Maaza Mengiste: This Book Was ‘A Bone in My Body’
The Author of The Shadow King in Conversation with
In this week’s episode of A Phone Call From Paul, Maaza Mengiste takes the call from Paul Holdengraber to discuss her latest book, The Shadow King, out now from W.W. Norton.
From the episode:
Maaza Mengiste: One of my characters has no concept of what a country is, because like most villages in Ethiopia the furthest she has gone from her home is the distance that she can walk, which is five kilometers. When the news comes that Italy is about to invade Ethiopia and everyone needs to do their part to defend the country, she doesn’t understand what a country is.
At some point, when she is in the army and being abused by an officer, she starts to wonder, “Aren’t I my own country? Aren’t I a country?” … The idea that we are made up of experiences of the people that come through our lives, that we contain the markings that they’ve left behind, and it’s very difficult for us to extricate ourselves both from the joys that they’ve brought and also the pain. We are made up from the totality of all of those experiences. I think that’s beautiful.
Paul Holdengraber: And because we contain them, one might say that you had to write The Shadow King. You had to tell this story. But why?
Maaza: You’re asking a question that I asked myself when I was writing this. There were dark moments where I was not quite sure that I could finish this book, that I should finish this book. I would come back to: why?

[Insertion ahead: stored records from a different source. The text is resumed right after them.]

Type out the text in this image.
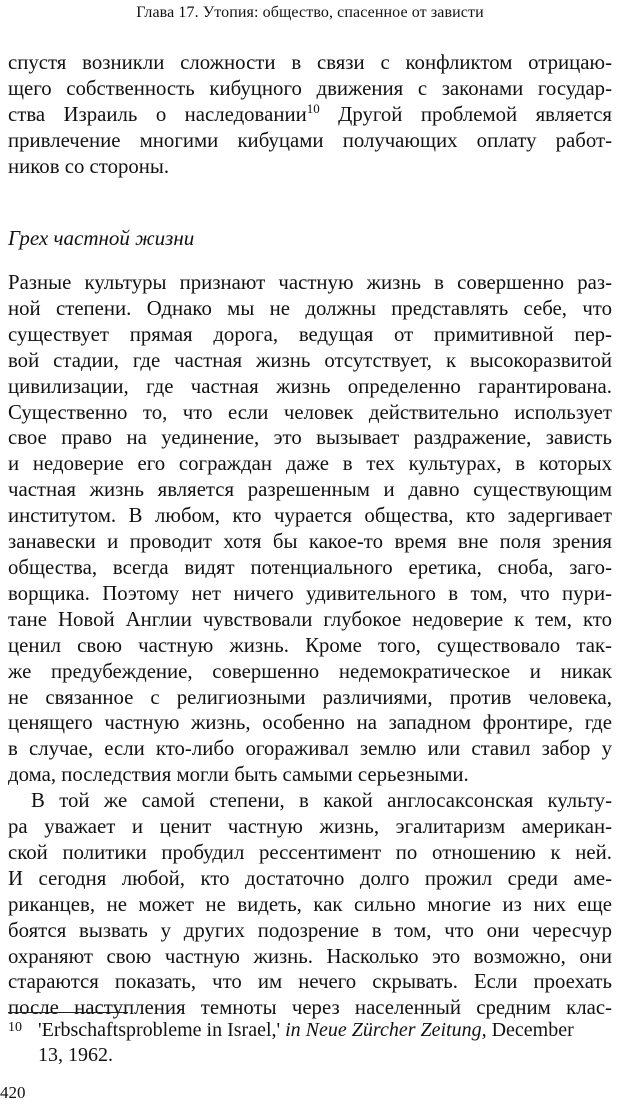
Глава 17. Утопия: общество, спасенное от зависти
спустя возникли сложности в связи с конфликтом отрицаю-
щего собственность кибуцного движения с законами государ-
ства Израиль о наследовании$^{10}$ Другой проблемой является
привлечение многими кибуцами получающих оплату работ-
ников со стороны.
Грех частной жизни
Разные культуры признают частную жизнь в совершенно раз-
ной степени. Однако мы не должны представлять себе, что
существует прямая дорога, ведущая от примитивной пер-
вой стадии, где частная жизнь отсутствует, к высокоразвитой
цивилизации, где частная жизнь определенно гарантирована.
Существенно то, что если человек действительно использует
свое право на уединение, это вызывает раздражение, зависть
и недоверие его сограждан даже в тех культурах, в которых
частная жизнь является разрешенным и давно существующим
институтом. В любом, кто чурается общества, кто задергивает
занавески и проводит хотя бы какое-то время вне поля зрения
общества, всегда видят потенциального еретика, сноба, заго-
ворщика. Поэтому нет ничего удивительного в том, что пури-
тане Новой Англии чувствовали глубокое недоверие к тем, кто
ценил свою частную жизнь. Кроме того, существовало так-
же предубеждение, совершенно недемократическое и никак
не связанное с религиозными различиями, против человека,
ценящего частную жизнь, особенно на западном фронтире, где
в случае, если кто-либо огораживал землю или ставил забор у
дома, последствия могли быть самыми серьезными.
В той же самой степени, в какой англосаксонская культу-
ра уважает и ценит частную жизнь, эгалитаризм американ-
ской политики пробудил рессентимент по отношению к ней.
И сегодня любой, кто достаточно долго прожил среди аме-
риканцев, не может не видеть, как сильно многие из них еще
боятся вызвать у других подозрение в том, что они чересчур
охраняют свою частную жизнь. Насколько это возможно, они
стараются показать, что им нечего скрывать. Если проехать
после наступления темноты через населенный средним клас-
10 'Erbschaftsprobleme in Israel,' in Neue Zürcher Zeitung, December
13, 1962.
420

This book entered into me … like a dream. I remember in 1999 or 2000, the book made a place in the back of my head and never left. I wasn’t quite sure what it meant at that time to write a book. I had never written a book or a short story. I had no experience or any connections with writers, but here this thing was. When I came to New York in 2004 to enter graduate school at NYU, I knew this was a story that I was meant to write. The way that I could describe it is that it felt like a part of me, a bone in my body. I needed to write it, but I knew I wasn’t ready to write it as a first book.